FRIDAY was a proud day and a major milestone for White Young Green (WYG) associate director Peter Wood. Seven years after WYG became involved in Stockton’s £15m North Shore footbridge, the arch was lowered into place.

The bridge, 40 meters above the River Tees, is likely to become as well-known as the Millennium Bridge across the Tyne.

But when a footbridge was first mooted, nothing as grand was envisaged.

Mr Wood said: “We have a longstanding involvement with the project, which goes back to 2001 when we were appointed by English Partnerships to project manage the reclamation of North Shore.

“Part of that was a footbridge, which at the time was just to be a standard bridge.”

Things changed when the various partners involved in North Shore decided that the development should include a landmark feature.

The North Shore development was led by Tees Valley Regeneration in partnership with national regeneration agency English Partnerships, Stockton Borough Council, One NorthEast and the European Regional Development Fund.

Mr Wood said: “A landmark was required and the partners sought this through an international design competition for the footbridge.

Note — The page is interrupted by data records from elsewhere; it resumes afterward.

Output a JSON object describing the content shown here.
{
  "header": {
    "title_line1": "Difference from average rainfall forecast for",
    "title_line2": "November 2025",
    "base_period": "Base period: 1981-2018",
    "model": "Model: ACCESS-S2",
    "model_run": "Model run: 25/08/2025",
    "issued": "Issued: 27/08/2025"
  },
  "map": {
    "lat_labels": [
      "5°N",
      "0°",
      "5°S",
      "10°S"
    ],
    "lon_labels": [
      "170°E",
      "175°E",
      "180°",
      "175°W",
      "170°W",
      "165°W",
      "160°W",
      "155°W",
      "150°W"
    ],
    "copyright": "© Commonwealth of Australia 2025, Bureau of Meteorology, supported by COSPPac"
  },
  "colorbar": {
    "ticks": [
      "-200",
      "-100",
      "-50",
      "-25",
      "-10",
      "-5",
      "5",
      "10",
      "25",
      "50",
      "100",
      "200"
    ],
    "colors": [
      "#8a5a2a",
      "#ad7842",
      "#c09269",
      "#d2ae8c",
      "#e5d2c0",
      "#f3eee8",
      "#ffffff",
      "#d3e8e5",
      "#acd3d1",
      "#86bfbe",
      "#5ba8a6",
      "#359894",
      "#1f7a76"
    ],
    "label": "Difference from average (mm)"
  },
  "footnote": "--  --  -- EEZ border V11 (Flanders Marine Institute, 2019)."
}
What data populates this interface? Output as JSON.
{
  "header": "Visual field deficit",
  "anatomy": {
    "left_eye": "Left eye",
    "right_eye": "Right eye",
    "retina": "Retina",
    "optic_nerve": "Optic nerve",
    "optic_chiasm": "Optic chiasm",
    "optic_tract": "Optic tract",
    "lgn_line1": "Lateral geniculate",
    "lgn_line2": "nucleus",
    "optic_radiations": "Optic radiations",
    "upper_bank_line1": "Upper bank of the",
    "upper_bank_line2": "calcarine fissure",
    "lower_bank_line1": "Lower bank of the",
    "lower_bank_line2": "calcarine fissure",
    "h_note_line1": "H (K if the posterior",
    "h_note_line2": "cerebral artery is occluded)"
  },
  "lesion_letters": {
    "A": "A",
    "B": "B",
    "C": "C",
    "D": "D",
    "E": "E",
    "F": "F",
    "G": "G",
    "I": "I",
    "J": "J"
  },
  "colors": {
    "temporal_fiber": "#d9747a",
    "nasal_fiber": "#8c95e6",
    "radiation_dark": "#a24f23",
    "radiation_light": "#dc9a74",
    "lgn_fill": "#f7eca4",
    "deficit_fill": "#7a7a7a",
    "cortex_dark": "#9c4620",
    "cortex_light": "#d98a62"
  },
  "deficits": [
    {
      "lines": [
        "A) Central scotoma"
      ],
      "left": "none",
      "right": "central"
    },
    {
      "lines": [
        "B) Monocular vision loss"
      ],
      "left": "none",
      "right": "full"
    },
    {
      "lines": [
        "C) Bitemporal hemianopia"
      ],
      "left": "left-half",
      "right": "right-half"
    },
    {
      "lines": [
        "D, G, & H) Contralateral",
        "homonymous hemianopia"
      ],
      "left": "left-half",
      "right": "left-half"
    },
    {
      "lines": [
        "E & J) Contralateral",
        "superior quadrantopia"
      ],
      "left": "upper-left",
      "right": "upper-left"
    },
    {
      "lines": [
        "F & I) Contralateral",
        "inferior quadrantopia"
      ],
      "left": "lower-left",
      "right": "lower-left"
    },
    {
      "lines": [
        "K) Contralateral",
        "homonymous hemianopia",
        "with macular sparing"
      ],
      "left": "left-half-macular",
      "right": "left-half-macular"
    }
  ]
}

This raised the bar in terms of design quality.”

With a number of agencies involved, Mr Wood said it was essential that they functioned as a team, but in doing so he believed something special had been delivered.

He said: “What is special about the design is that every part of the bridge has an engineering function.

“We have a structure with the vision that the designers had in the beginning, which is very satisfying, not just for ourselves but the partners.”

The views of the community were taken on board during the design and construction.

“I think what has been important is to engage the end users, that is the community in Stockton, who have been very supportive,” Mr Wood said.

It is a project that has benefited local business as well. Balfour Beatty subcontracted the fabrication and erection of the arch to Darlingtonbased Cleveland Bridge and Dorman Long, with the steel coming from Corus, on Teesside.

Despite the bridge meeting a “major milestone” with the raising of the arch, there is still some way to go before it can open to the public, probably in the spring of next year.

Mr Wood said it is something he would always be proud of.

He said: “I think we were all very proud to have the opportunity to deliver something like this. It is satisfying to have delivered, but it is even more satisfying knowing it is going to be there for many years. It is people in the future who will look back and decide if it is iconic, but I think it is heading that way.”